Sintex Industries Surges After Morgan Stanley Buys Stake
Sintex surged 13 percent on Wednesday after a 35.7 lakh share block deal.
Sintex Industries Ltd. surged more than 12 percent on Wednesday, after a Morgan Stanley Group company bought shares worth Rs 10 crore on the National Stock Exchange. The block deal saw 0.66 percent stake change hands at Rs 28.95 per share. The stock was trading more than 11 percent higher on Thursday.
Here’s what may contribute to investor interest in the stock.
Here’s What’s New
- The share is currently trading as a pureplay textile company. Sintex Plastics Technology Ltd. which was demerged will be listed at a later stage.
- The company is transforming from a manufacturer of high-end fabric to compact yarn. Compact yarns have better margins, less wastage, and are preferred by high end fabric makers.
- Capital expenditure of Rs 4,300 crore to transform the company to compact yarn and this was done in two phases.
- Phase 1 is operational and phase 2 will start in August 2017. Once phase 2 kicks in, Sintex will have 6 lakh new spindles, making it the largest compact yarn player in India.

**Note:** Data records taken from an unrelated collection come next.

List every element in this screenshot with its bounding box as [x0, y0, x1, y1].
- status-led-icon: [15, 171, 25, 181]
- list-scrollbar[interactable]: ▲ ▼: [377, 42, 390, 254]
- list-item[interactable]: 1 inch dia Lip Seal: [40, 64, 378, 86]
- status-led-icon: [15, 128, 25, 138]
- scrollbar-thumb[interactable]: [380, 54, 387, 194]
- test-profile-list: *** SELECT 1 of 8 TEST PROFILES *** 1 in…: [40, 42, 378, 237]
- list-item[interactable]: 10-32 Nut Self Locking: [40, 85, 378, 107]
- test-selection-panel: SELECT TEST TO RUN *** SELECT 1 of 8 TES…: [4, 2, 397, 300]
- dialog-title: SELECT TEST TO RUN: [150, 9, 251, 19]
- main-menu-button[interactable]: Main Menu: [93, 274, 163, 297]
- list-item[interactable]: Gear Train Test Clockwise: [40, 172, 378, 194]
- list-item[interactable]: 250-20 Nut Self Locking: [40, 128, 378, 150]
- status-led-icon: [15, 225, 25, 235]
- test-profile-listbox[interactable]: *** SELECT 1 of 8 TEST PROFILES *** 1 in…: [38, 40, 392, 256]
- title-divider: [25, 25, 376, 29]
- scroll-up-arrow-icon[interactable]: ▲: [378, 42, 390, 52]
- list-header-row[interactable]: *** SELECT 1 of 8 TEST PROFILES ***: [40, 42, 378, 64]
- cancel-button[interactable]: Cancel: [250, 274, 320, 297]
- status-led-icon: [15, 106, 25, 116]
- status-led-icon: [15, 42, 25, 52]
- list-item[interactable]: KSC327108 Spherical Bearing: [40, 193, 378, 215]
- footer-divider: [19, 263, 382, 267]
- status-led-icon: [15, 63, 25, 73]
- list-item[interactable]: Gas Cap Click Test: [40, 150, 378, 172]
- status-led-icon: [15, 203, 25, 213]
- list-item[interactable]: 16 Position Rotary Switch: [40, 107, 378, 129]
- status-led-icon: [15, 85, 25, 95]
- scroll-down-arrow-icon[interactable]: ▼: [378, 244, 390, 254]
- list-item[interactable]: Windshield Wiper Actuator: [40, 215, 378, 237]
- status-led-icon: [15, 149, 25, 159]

- Management has indicated in a recent conference call that margins will improve post capex due to premiumisation.
- Sintex is located in Gujarat, the heart of cotton market in India, which aids margins due to lower transportation cost.
- Plant location is 10 km away from the Pipavav port, which aids exports as 38 percent of sales are from exports.
- Low cost borrowings - at 2 percent - based on the government’s existing Technology Upgradation Fund Scheme (TUFS) scheme.
- Only 10 percent of Rs 4,000 crore debt is short term, while long-term debt interest costs lower due to TUFS scheme.